Bandung Mawardi dalam kolom Sajian Khusus Alif.ID bertajuk Mochtar Lubis (2): Manusia Indonesia dan Perbukuan menyebut buku Manusia Indonesia termasuk penting dan berpengaruh. Ia laris. Laku keras. Buku pantas tercatat dalam daftar 100 buku bermutu abad XX di Indonesia. Kini, buku masih cetak ulang tapi cara baca sudah jauh berbeda, tak semenegangkan bila terbaca pada masa 1970-an dan 1980-an.

Mula-mula, Mochtar Lubis memulai ceramahnya dengan menyebut bahwa manusia Indonesia punya watak munafik dan hipokrit. Watak ini muncul manakala manusia Indonesia berada di depan umum. Berlagak sok suci, sok alim. Namun, Ketika mulai ada di belakang layar, kemunafikan dan hopokrit itu lamat-lamat muncul.

Para pejabat baik tingkat lokal maupun nasional ikut memaki-maki korupsi dan komersialisasi jabatan. Namun, dia sendiri rupanya adalah pelaku korupsi. Selain itu, kita juga mengatakan, bahwa hukum di negeri ini berlaku sama kepada setiap orang tanpa memandang latar belakang apapun. Praktiknya, kita melihat pencuri kecil masuk penjara, tetapi pencuri besar bebas atau masuk penjara sekejap saja.
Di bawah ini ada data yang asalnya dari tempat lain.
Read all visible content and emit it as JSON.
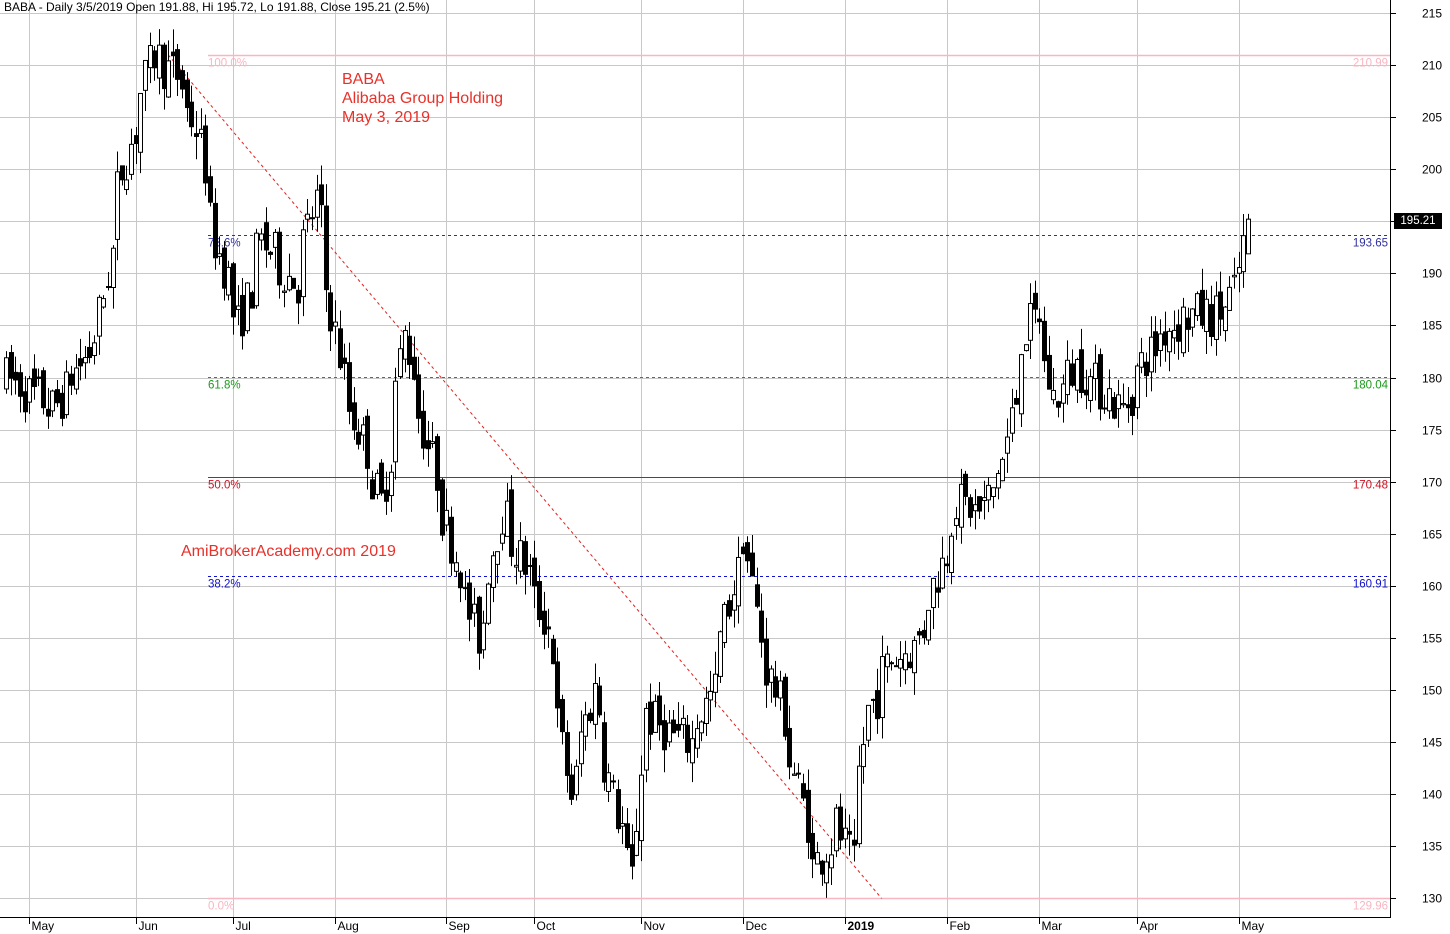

Baca juga: Studi Hadis: Pendekatan dan Pembagian

Kemunafikan manusia Indonesia menjelma ABS (Asal Bapak Senang). Sikap ABS ini, telah mengakar jauh ke zaman dahulu. Ketika para feodal Indonesia merajalela di negeri ini, mereka menindas rakyat, dan memperkosa nilai-nilai kemanusiaan manusia Indonesia. (hlm. 19)

Perilaku manusia Indonesia tersebut, dewasa ini masih kita jumpai di tempat kerja di pelbagai instansinya. Dalam pekerjaan, rasa aman dan mengamankan posisi adalah utama. Berbagai jalan ditempuh buat menaikan jabatan. Meskipun skill yang dimiliki tidak begitu kompeten, kurang profesional, dan nihil tanggungjawab.

Saling Lempar

Memang, manusia Indonesia enggan bertanggung jawab atas ucapannya, perbuatannya, putusannya, kelakuannya, pikirannya, dan sebagainya. Kemudian, lahirlah elakan: “Bukan saya”. Ucapan populer di kalangan manusia Indonesia.  Barangkali pembaca sekalian tidak asing dengan lontaran perkataan tersebut.

Atasan kerap menggeser tanggung jawab tentang suatu kesalahan, suatu yang tidak beres, sesuatu yang tidak baik, satu kegagalan pada bawahannya, dan bawahannya menggeser ke yang lain, dan demikian seterusnya. Menghadapi perkara tersebut, bawahan bukan pula tidak mempunyai jawaban sendiri. Mereka cepat pula memajukan pembelaan dengan mengatakan: “Saya hanya melaksanakan perintah dari atasan!” (hlm. 21)

Ilustrasi tadi memberi kita gambaran, bahwa manusia Indonesia tidak punya rasa tanggung jawab. Yang ada malah saling lempar tanggung jawab, untuk menghindar dari beban pekerjaan yang mesti ia pikul. Nah, inilah akibat dari jiwa feodal yang sudah menubuh dalam manusia Indonesia.

Feodalisme

Watak feodal adalah ciri lain manusia Indonesia menurut Mochtar Lubis. Kita bisa menjumpai sifat ini dalam tata upacara kenegaraan, dalam hubungan organisasi kepegawaian. Umpamanya, tercermin dari susunan kepemimpinan organisasi-organisasi istri pegawai negeri sipil maupun angkatan bersenjata yang menjadi ketua adalah istri komandan. Penunjukan itu bukan berdasarkan kecakapan, bakat kepemimpinannya, atau pengetahuan dan pengalamannnya, atau perhatian dan pengabdian. (hlm. 23)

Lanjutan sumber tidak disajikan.